Again, even though the current streak is technically not yet over, it is shaping up to be a remarkably quick recovery to new highs. For these past streaks, 2019 holds the record as the 52-week high occurred just 72 trading days from the date of that period's 52-week low. During that run from the 52-week low to the 52-week high, the sector rallied 32.3%. Fast forward to today, it's only been 45 days since the low, or about a month and a half less than that 2019 period, and Tech is up a slightly larger 34.8%!
When the S&P 500 Tech sector reclaims a 52-week high after at least 100 trading days, forward returns tend to be positive — but are typically below long-term averages.
Median 1-year return: +14.98%
Positive 1-year outcomes: 81% of the time
Median 6-month return: +8.49%
Median 3-month return: +4.48%
Bottom line: While forward returns are usually positive, the magnitude tends to be lower than average. Investors should expect moderate gains with relatively high consistency, but not explosive upside.
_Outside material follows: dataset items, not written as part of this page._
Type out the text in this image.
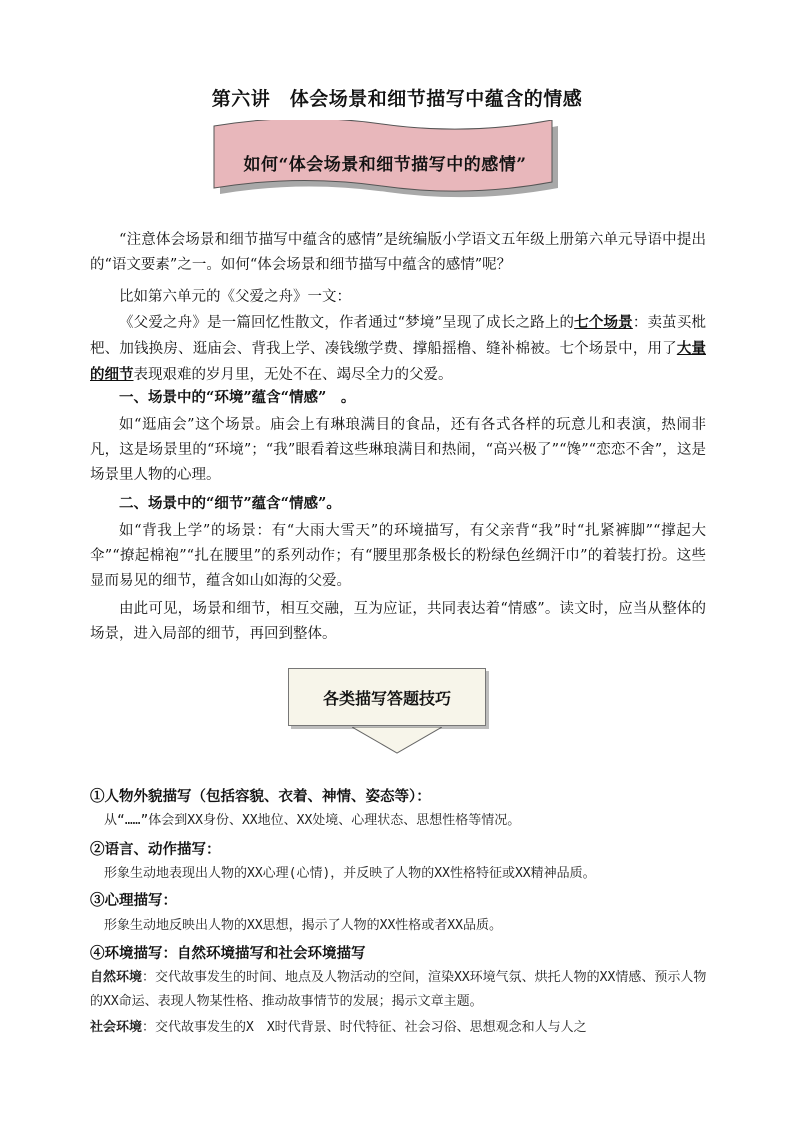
第六讲　体会场景和细节描写中蕴含的情感
如何“体会场景和细节描写中的感情”

“注意体会场景和细节描写中蕴含的感情”是统编版小学语文五年级上册第六单元导语中提出的“语文要素”之一。如何“体会场景和细节描写中蕴含的感情”呢？

比如第六单元的《父爱之舟》一文：

《父爱之舟》是一篇回忆性散文，作者通过“梦境”呈现了成长之路上的七个场景：卖茧买枇杷、加钱换房、逛庙会、背我上学、凑钱缴学费、撑船摇橹、缝补棉被。七个场景中，用了大量的细节表现艰难的岁月里，无处不在、竭尽全力的父爱。

一、场景中的“环境”蕴含“情感”　。

如“逛庙会”这个场景。庙会上有琳琅满目的食品，还有各式各样的玩意儿和表演，热闹非凡，这是场景里的“环境”；“我”眼看着这些琳琅满目和热闹，“高兴极了”“馋”“恋恋不舍”，这是场景里人物的心理。

二、场景中的“细节”蕴含“情感”。

如“背我上学”的场景：有“大雨大雪天”的环境描写，有父亲背“我”时“扎紧裤脚”“撑起大伞”“撩起棉袍”“扎在腰里”的系列动作；有“腰里那条极长的粉绿色丝绸汗巾”的着装打扮。这些显而易见的细节，蕴含如山如海的父爱。

由此可见，场景和细节，相互交融，互为应证，共同表达着“情感”。读文时，应当从整体的场景，进入局部的细节，再回到整体。

各类描写答题技巧
①人物外貌描写（包括容貌、衣着、神情、姿态等）：
从“……”体会到XX身份、XX地位、XX处境、心理状态、思想性格等情况。
②语言、动作描写：
形象生动地表现出人物的XX心理(心情)，并反映了人物的XX性格特征或XX精神品质。
③心理描写：
形象生动地反映出人物的XX思想，揭示了人物的XX性格或者XX品质。
④环境描写：自然环境描写和社会环境描写
自然环境：交代故事发生的时间、地点及人物活动的空间，渲染XX环境气氛、烘托人物的XX情感、预示人物的XX命运、表现人物某性格、推动故事情节的发展；揭示文章主题。
社会环境：交代故事发生的X　X时代背景、时代特征、社会习俗、思想观念和人与人之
Peeling back a layer, we would note that for individual Tech stocks, we are starting to see an uptick in 52-week highs. The Tech sector saw 8.7% of its components hit 52-week highs last Friday and this Monday, which is the highest share since February 19. That would suggest we are starting to see Tech stocks on an individual basis beginning to break out to the upside, and the charts would back that up. Using our Chart Scanner to go through the sector's stocks shows a number experiencing or on the verge of breakouts in various forms. Such a move has been observed from Crowdstrike (CRWD) or IBM (IBM), which are at 52-week highs while others aren't quite at a 52-week high yet like Cisco (CSCO). KLA Tencor (KLAC) is another example, having moved above resistance with the next point to watch being the past year's high, whereas names like F5 Networks (FFIV) and VeriSign (VRSN) have been in solid uptrends toward fresh highs. Finally, others have much longer roads to join those at 52-week highs, but breakouts are being seen in other forms. For example, Lam Research (LRCX) and Microchip (MCHP) appear to have broken out of sideways ranges or longer-term downtrends, and Qualcomm (QCOM) and Tyler Tech (TYL) are attempting to break above resistance at 200-DMAs.

Bottom Line Takeaway: Tech is on the verge of breaking out, and history suggests that once it does, forward returns tend to be positive. While the broader S&P 500 nears its prior high, leadership is quietly shifting beneath the surface — with Industrials already at new highs and Technology just 1.5% away. We’re seeing individual breakouts across a growing number of Tech names, and the sector’s rapid recovery from recent lows mirrors past periods that preceded strong multi-month rallies.